Friday, 12 March 2010

Crocus chrysanthus 'E.A. Bowles'





A long-running debate among croconuts has been the apparent disappearance from cultivation of Crocus chrysanthus 'E.A. Bowles', a circumstance greatly regretted by those who cherish the memory of the great plantsman.

In My Garden in Spring (1914) Bowles described the moment he first set eyes on the plant: 'The 22nd of February 1905, stands out as an event in the Crocus world for me, for a little packet post-marked Haarlem lay on my breakfast table, and had brought me five blooms from Mr. Hoog of C. chrysanthus pallidus seedlings which for size and delicious creamy moonlight yellows surpassed anything I had dreamt of. One had a band of deep purple on the outer segment, another greenish-blue feathering, and the largest of all was as soft a yellow as the pat of butter in front of me, and with a feathering patch of warm brown-madder at the base of each segment that set off the yellow in much the same manner as the apical patch of brownish black does on the forewing of the lovely Pale Clouded Yellow Butterfly. My admiration of this new race went to Holland by return of post and had a pleasant sequel in a generous gift of corms of these varieties and the naming of the butter-coloured giant after me.'

Having written his thank-you letter, he promptly painted the five flowers on a sheet now preserved in the Natural History Museum (copyright Andrew Parker Bowles) and reproduced here thanks to Roger Holland, with a detail of the flower of 'E.A. Bowles'.

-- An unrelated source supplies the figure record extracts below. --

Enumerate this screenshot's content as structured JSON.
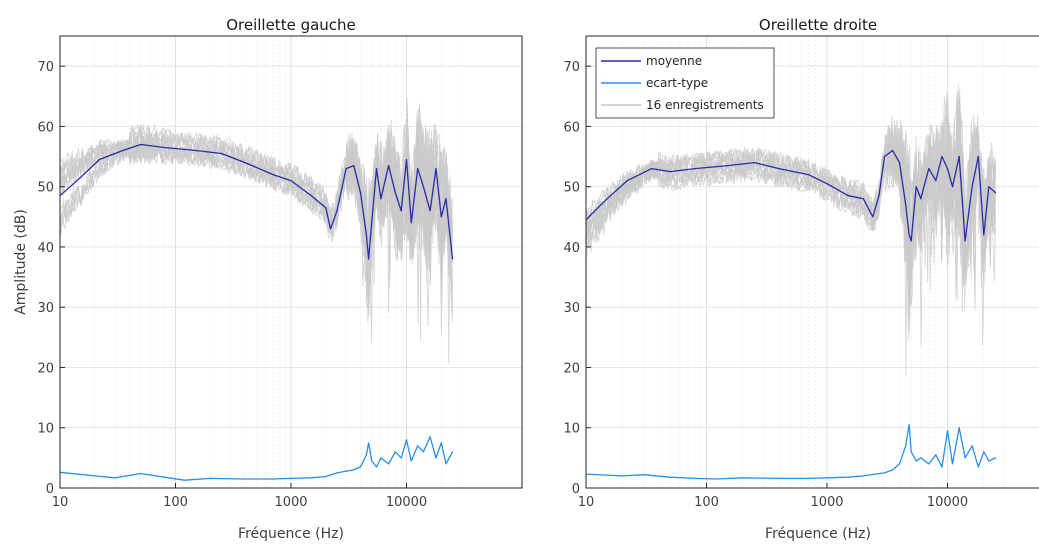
{
  "colors": {
    "mean": "#2b2ba8",
    "std": "#2a8fe6",
    "recording": "#c9c9c9",
    "grid": "#e6e6e6",
    "axis": "#262626"
  },
  "legend": {
    "placement": "top-left",
    "entries": [
      {
        "label": "moyenne",
        "color": "#2b2ba8"
      },
      {
        "label": "ecart-type",
        "color": "#2a8fe6"
      },
      {
        "label": "16 enregistrements",
        "color": "#c9c9c9"
      }
    ]
  },
  "chart_data": [
    {
      "type": "line",
      "title": "Oreillette gauche",
      "xlabel": "Fréquence (Hz)",
      "ylabel": "Amplitude (dB)",
      "x_scale": "log",
      "xlim": [
        10,
        25000
      ],
      "ylim": [
        0,
        75
      ],
      "xticks": [
        "10",
        "100",
        "1000",
        "10000"
      ],
      "yticks": [
        "0",
        "10",
        "20",
        "30",
        "40",
        "50",
        "60",
        "70"
      ],
      "grid": true,
      "recordings_count": 16,
      "series": [
        {
          "name": "moyenne",
          "x": [
            10,
            15,
            22,
            35,
            50,
            80,
            150,
            250,
            400,
            700,
            1000,
            1500,
            2000,
            2200,
            2500,
            3000,
            3500,
            4000,
            4500,
            4700,
            5000,
            5500,
            6000,
            7000,
            8000,
            9000,
            10000,
            11000,
            12500,
            14000,
            16000,
            18000,
            20000,
            22000,
            25000
          ],
          "y": [
            48.5,
            51.5,
            54.5,
            56.0,
            57.0,
            56.5,
            56.0,
            55.5,
            54.0,
            52.0,
            51.0,
            48.5,
            46.5,
            43.0,
            46.0,
            53.0,
            53.5,
            49.0,
            42.0,
            38.0,
            44.0,
            53.0,
            48.0,
            53.5,
            49.0,
            46.0,
            54.5,
            44.0,
            53.0,
            50.0,
            46.0,
            53.0,
            45.0,
            48.0,
            38.0
          ]
        },
        {
          "name": "ecart-type",
          "x": [
            10,
            20,
            30,
            50,
            80,
            120,
            200,
            400,
            700,
            1000,
            1500,
            2000,
            2500,
            3000,
            3500,
            4000,
            4500,
            4700,
            5000,
            5500,
            6000,
            7000,
            8000,
            9000,
            10000,
            11000,
            12500,
            14000,
            16000,
            18000,
            20000,
            22000,
            25000
          ],
          "y": [
            2.6,
            2.0,
            1.7,
            2.4,
            1.8,
            1.3,
            1.6,
            1.5,
            1.5,
            1.6,
            1.7,
            1.9,
            2.5,
            2.8,
            3.0,
            3.5,
            5.5,
            7.5,
            4.5,
            3.5,
            5.0,
            4.0,
            6.0,
            5.0,
            8.0,
            4.5,
            7.0,
            6.0,
            8.5,
            5.0,
            7.5,
            4.0,
            6.0
          ]
        }
      ]
    },
    {
      "type": "line",
      "title": "Oreillette droite",
      "xlabel": "Fréquence (Hz)",
      "ylabel": "",
      "x_scale": "log",
      "xlim": [
        10,
        25000
      ],
      "ylim": [
        0,
        75
      ],
      "xticks": [
        "10",
        "100",
        "1000",
        "10000"
      ],
      "yticks": [
        "0",
        "10",
        "20",
        "30",
        "40",
        "50",
        "60",
        "70"
      ],
      "grid": true,
      "recordings_count": 16,
      "series": [
        {
          "name": "moyenne",
          "x": [
            10,
            15,
            22,
            35,
            50,
            80,
            150,
            250,
            400,
            700,
            1000,
            1500,
            2000,
            2400,
            2700,
            3000,
            3500,
            4000,
            4500,
            4800,
            5000,
            5500,
            6000,
            7000,
            8000,
            9000,
            10000,
            11000,
            12500,
            14000,
            16000,
            18000,
            20000,
            22000,
            25000
          ],
          "y": [
            44.5,
            48.0,
            51.0,
            53.0,
            52.5,
            53.0,
            53.5,
            54.0,
            53.0,
            52.0,
            50.5,
            48.5,
            48.0,
            45.0,
            48.5,
            55.0,
            56.0,
            54.0,
            47.0,
            42.0,
            41.0,
            50.0,
            48.0,
            53.0,
            51.0,
            55.0,
            53.0,
            50.0,
            55.0,
            41.0,
            50.0,
            55.0,
            42.0,
            50.0,
            49.0
          ]
        },
        {
          "name": "ecart-type",
          "x": [
            10,
            20,
            30,
            50,
            80,
            120,
            200,
            400,
            700,
            1000,
            1500,
            2000,
            2500,
            3000,
            3500,
            4000,
            4500,
            4800,
            5000,
            5500,
            6000,
            7000,
            8000,
            9000,
            10000,
            11000,
            12500,
            14000,
            16000,
            18000,
            20000,
            22000,
            25000
          ],
          "y": [
            2.3,
            2.0,
            2.2,
            1.8,
            1.6,
            1.5,
            1.7,
            1.6,
            1.6,
            1.7,
            1.8,
            2.0,
            2.3,
            2.5,
            3.0,
            4.0,
            7.0,
            10.5,
            6.0,
            4.5,
            5.0,
            4.0,
            5.5,
            3.5,
            9.5,
            4.0,
            10.0,
            5.0,
            7.0,
            3.5,
            6.0,
            4.5,
            5.0
          ]
        }
      ]
    }
  ]
}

Roger Holland, erstwhile Chairman of the E.A. Bowles of Myddelton House Society and holder of the National Plant Collection of Crocus chrysanthus and C. biflorus cultivars on behalf of the Society, has been trying to track down material of 'E.A. Bowles' for years, with a conspicuous lack of success. Material received has always proved to not match the description and images available of the cultivar, even when of apparently reliable provenance. This is odd, considering that until comparatively recently, 'E.A. Bowles' was offered in bulb catalogues at very cheap prices. In the back of my copy of Bowles's A Handbook of Crocus and Colchicum for Gardeners I note that I acquired corms of 'E.A. Bowles' from the bulb merchant Jacques Amand (then with premises in Beethoven Street, London), in 1984. Sometime after that, though, it disappeared from the trade and apparently from gardens too.

On Tuesday morning, while recuperating from my flight from Portland at my parents' in Maidenhead, I noticed a fine yellow Crocus chrysanthus in the lawn (planted with a diversity of Crocus in 1991, and now better than ever) and immediately connected it with my mental image of 'E.A. Bowles' from 25 years or so ago. I took photos and a flower to send to Roger; studying these he has come to the view that this is indeed the long-lost 'E.A. Bowles' and considering the similarity between the current flowers and the exquisite painting one has to agree.

So why has this once commonly grown plant diminished to this state of obscurity? It seems that even in Bowles's lifetime commercially grown stocks were muddled with other clones (teste a letter from EAB to Dick Trotter, 1943) and presumably by the mid-1980s it was felt that it was no longer a viable crop for the Dutch growers - or possibly grower. There is a parallel case in Iris histrioides 'Major', once a common and cheaply available bulb, but which was only produced by a single grower whose stock was one year afflicted by virus and so it disappeared from the trade. Nobody particularly worried about maintaining such 'common' and 'easily available' plants until it was too late and they had all but died out of gardens, proving the validity of the concept of National Plant Collections. A corm or two of 'E.A. Bowles' will find their way to Roger Holland later in the year.